In older cities, the problem is often a lack of infrastructure, which old roads and buildings make difficult to rectify. Because each country and even each community has its own challenges regarding the distribution of safe water, many proposals at the seminar focused on working with people and organizations in the communities themselves to solve problems on as local a level as possible.
Fr. Peter Hughes, a priest of the missionary society of St. Columban, who has worked in inner-city slums in South America, said the seminar “has to do with the crisis of the world today, and the increasing possibility of conflict.” “We're talking about something that is very much an issue, and a deep concern for the world, for the future, and particularly for the poor.” This is why, Fr. Hughes said, he was quite pleased by the exchange in the morning session the first day, because it focused on the “relationship between theology and religion” as the basis for a discussion on the crisis of water.
“The right to water that's now in crisis, the basic human right, has to do with the common good. So therefore, the ethical question is absolutely central,” he emphasized. “The ethical common good approach precludes any attempt to privatize water,” which would be, he said, “to the detriment of people” and their need for water to stay alive. In his opinion, water is not just a social and ecological problem, but also an economic one.
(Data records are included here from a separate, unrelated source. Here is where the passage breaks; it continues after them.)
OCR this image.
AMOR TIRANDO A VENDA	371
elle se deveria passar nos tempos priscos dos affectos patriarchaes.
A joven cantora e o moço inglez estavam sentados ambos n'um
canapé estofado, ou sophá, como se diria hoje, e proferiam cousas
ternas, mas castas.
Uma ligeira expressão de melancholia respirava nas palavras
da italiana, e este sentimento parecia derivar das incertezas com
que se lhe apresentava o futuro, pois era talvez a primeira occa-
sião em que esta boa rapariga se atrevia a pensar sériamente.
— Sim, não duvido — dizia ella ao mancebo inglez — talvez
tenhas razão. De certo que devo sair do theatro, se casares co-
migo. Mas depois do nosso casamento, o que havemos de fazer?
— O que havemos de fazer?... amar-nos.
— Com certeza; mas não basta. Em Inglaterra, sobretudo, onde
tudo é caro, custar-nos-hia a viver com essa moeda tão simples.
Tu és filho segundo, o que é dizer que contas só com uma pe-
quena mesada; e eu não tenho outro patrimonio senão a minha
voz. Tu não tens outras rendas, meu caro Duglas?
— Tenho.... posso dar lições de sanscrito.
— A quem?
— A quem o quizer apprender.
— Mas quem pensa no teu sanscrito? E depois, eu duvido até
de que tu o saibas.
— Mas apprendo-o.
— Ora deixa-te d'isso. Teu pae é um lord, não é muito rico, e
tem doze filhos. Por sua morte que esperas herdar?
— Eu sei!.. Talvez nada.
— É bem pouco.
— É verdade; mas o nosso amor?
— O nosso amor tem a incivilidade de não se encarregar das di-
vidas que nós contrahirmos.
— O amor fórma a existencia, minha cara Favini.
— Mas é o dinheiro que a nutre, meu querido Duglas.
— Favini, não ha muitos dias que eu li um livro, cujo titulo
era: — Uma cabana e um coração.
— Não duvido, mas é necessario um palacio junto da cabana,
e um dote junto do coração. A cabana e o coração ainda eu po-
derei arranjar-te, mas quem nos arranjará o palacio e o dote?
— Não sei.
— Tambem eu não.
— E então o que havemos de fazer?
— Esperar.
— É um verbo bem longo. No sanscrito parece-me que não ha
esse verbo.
“And now, as Pope Francis says, we have to understand that the economic crisis and the victims, which are the poor, is also very much linked to the ecological crisis. We can no longer speak of two separate crises,” he said. “That is where we can better understand how water has become a mercantile object, subject to market forces, to the detriment of people and to the detriment of the environment.”
The seminar consisted of different panels as well as discussion time. The panels covered the issue from the perspectives of science, education, ecology, sustainable development, and policy, as well as the ethical and theological views of water.
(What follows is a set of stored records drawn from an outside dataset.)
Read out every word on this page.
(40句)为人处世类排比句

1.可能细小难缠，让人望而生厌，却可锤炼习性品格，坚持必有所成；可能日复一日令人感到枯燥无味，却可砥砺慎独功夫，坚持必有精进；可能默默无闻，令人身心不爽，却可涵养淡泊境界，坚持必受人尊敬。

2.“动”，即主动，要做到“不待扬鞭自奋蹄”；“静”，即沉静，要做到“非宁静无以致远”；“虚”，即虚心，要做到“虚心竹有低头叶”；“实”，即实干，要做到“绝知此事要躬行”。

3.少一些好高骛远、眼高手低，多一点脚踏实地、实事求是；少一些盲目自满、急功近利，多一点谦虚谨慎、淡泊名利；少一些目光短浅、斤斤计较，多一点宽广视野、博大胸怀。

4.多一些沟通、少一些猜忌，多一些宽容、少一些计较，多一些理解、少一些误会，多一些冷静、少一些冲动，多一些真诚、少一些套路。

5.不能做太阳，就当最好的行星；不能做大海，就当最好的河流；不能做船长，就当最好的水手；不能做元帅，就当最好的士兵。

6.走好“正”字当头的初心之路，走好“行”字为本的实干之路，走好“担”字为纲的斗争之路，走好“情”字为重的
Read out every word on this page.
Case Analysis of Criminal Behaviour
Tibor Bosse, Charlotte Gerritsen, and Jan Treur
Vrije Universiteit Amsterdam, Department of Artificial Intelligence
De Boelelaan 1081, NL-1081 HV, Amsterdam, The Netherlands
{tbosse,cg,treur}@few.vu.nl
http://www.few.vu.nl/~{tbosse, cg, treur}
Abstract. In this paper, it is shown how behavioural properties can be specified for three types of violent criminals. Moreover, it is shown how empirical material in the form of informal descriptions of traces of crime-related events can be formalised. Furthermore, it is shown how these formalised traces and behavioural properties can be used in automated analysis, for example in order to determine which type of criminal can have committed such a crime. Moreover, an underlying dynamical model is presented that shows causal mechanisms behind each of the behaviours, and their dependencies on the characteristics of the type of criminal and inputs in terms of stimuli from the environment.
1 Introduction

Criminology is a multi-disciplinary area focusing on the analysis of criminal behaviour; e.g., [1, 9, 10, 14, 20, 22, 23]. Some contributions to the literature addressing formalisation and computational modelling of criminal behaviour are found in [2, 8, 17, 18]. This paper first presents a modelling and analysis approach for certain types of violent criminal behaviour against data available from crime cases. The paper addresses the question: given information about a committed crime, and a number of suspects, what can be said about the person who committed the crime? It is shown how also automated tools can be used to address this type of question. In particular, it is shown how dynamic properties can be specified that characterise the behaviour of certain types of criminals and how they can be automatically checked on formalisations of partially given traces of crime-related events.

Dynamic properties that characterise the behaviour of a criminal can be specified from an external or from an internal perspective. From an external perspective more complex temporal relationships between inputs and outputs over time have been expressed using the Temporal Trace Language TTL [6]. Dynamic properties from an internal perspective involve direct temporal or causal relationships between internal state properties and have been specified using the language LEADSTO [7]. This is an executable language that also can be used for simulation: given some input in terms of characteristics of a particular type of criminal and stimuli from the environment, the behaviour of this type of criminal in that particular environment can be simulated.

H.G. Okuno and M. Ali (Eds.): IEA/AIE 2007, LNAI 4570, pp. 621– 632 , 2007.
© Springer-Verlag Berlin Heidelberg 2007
A resource often taken for granted, Fr. Hughes pointed out that in many religious traditions, but especially the Jewish and Christian traditions, water as a symbol is synonymous with life itself. From a theological perspective, “when we're talking about water, we're talking about life,” he said. This is why the ethical responsibility humanity has toward water comes “from the heart of the Christian message.”
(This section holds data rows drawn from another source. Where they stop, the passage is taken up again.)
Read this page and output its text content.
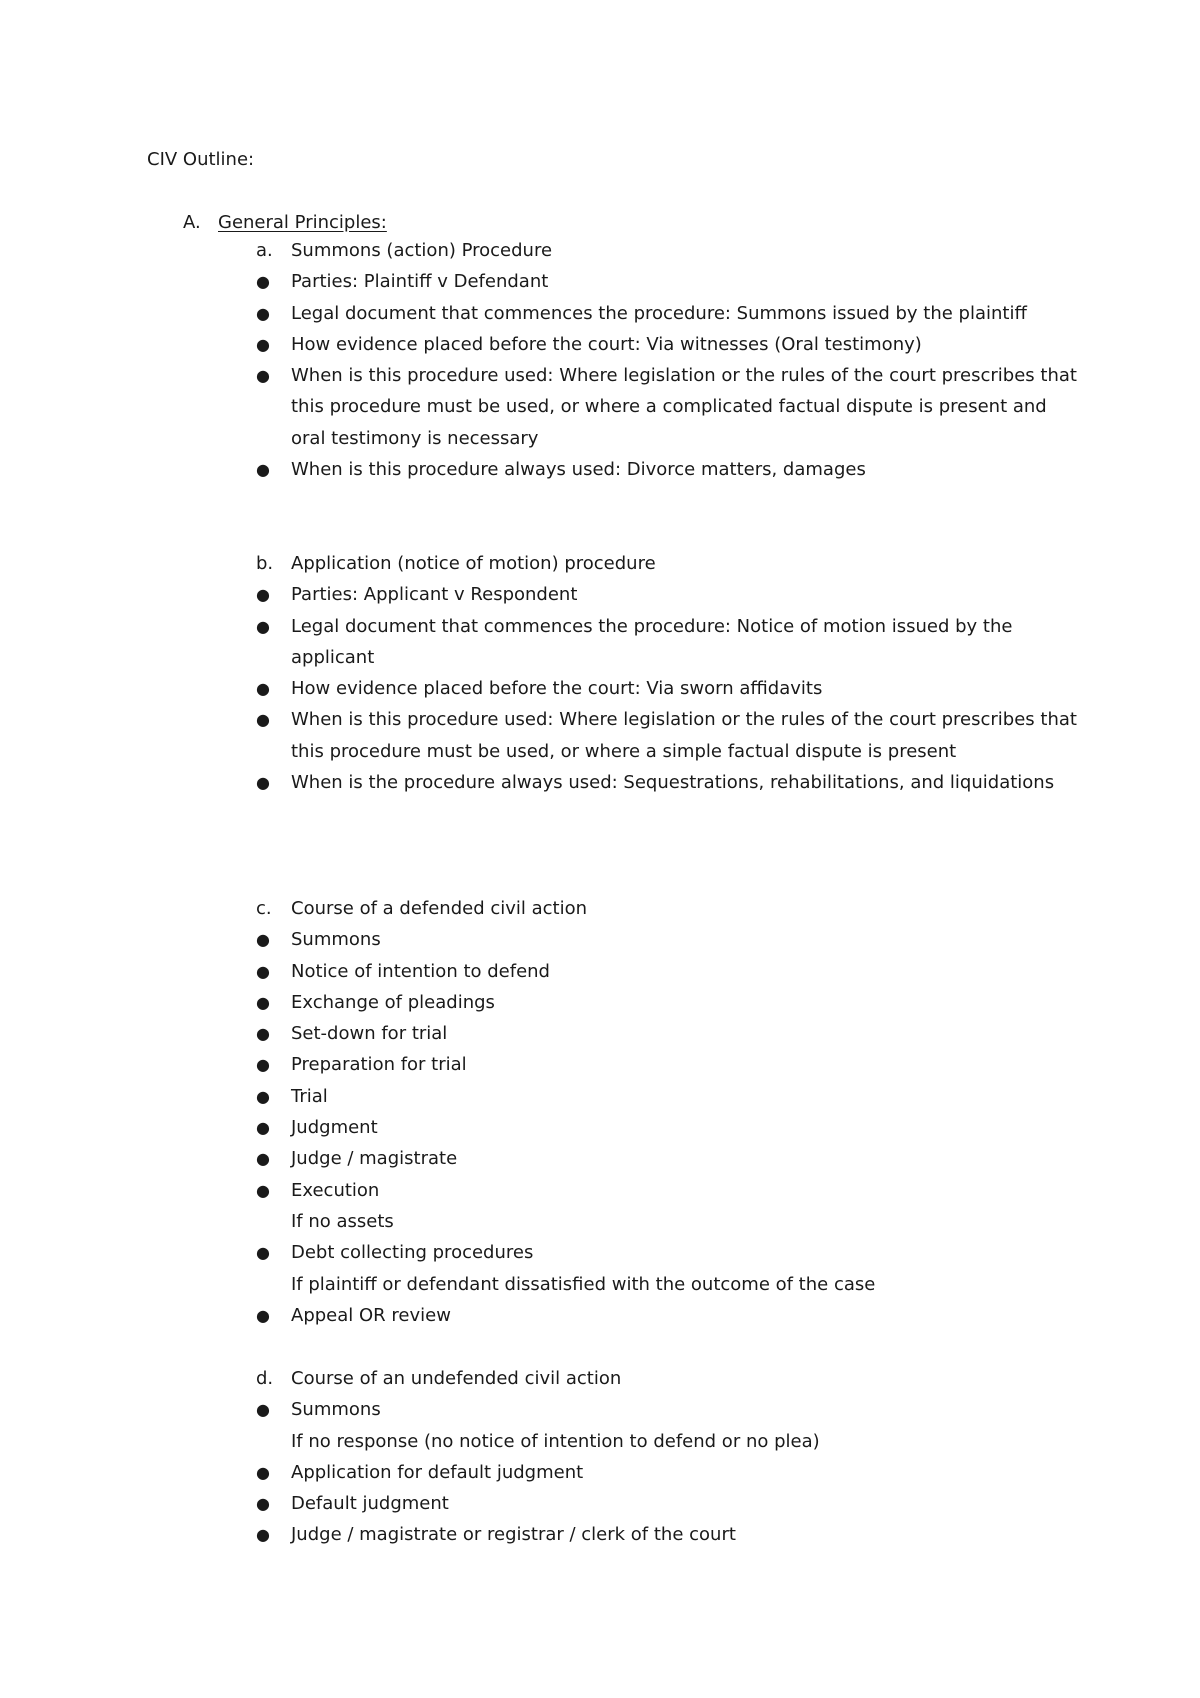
CIV Outline:
A. General Principles:
a. Summons (action) Procedure
●	Parties: Plaintiff v Defendant
●	Legal document that commences the procedure: Summons issued by the plaintiff
●	How evidence placed before the court: Via witnesses (Oral testimony)
●	When is this procedure used: Where legislation or the rules of the court prescribes that this procedure must be used, or where a complicated factual dispute is present and oral testimony is necessary
●	When is this procedure always used: Divorce matters, damages
b. Application (notice of motion) procedure
●	Parties: Applicant v Respondent
●	Legal document that commences the procedure: Notice of motion issued by the applicant
●	How evidence placed before the court: Via sworn affidavits
●	When is this procedure used: Where legislation or the rules of the court prescribes that this procedure must be used, or where a simple factual dispute is present
●	When is the procedure always used: Sequestrations, rehabilitations, and liquidations
c. Course of a defended civil action
●	Summons
●	Notice of intention to defend
●	Exchange of pleadings
●	Set-down for trial
●	Preparation for trial
●	Trial
●	Judgment
●	Judge / magistrate
●	Execution
If no assets
●	Debt collecting procedures
If plaintiff or defendant dissatisfied with the outcome of the case
●	Appeal OR review
d. Course of an undefended civil action
●	Summons
If no response (no notice of intention to defend or no plea)
●	Application for default judgment
●	Default judgment
●	Judge / magistrate or registrar / clerk of the court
“We have been entrusted by the God of life,” he explained, “to care for water, which means to care for life, to care for people, to care for all of creation, not just for human beings, but human beings as part of creation.” “The Church has a moral responsibility to care for water and to ensure that people have water,” he said, and “this particularly has to do with the Church’s responsibility to the poor.”
Pope Francis addressed participants in the seminar Feb. 24, reaffirming that water is indeed a basic human right. “Our right to water is also a duty to water,” he said. “Our right to water gives rise to an inseparable duty. We are obliged to proclaim this essential human right and to defend it – as we have done – but we also need to work concretely to bring about political and juridical commitments in this regard.” “The questions that you are discussing are not marginal, but basic and pressing,” he told participants.
“Basic, because where there is water there is life, making it possible for societies to arise and advance. Pressing, because our common home needs to be protected.” “God the Creator does not abandon us in our efforts to provide access to clean drinking water to each and to all,” he continued. “With the ‘little’ we have, we will be helping to make our common home a more livable and fraternal place, where none are rejected or excluded, but all enjoy the goods needed to live and to grow in dignity.”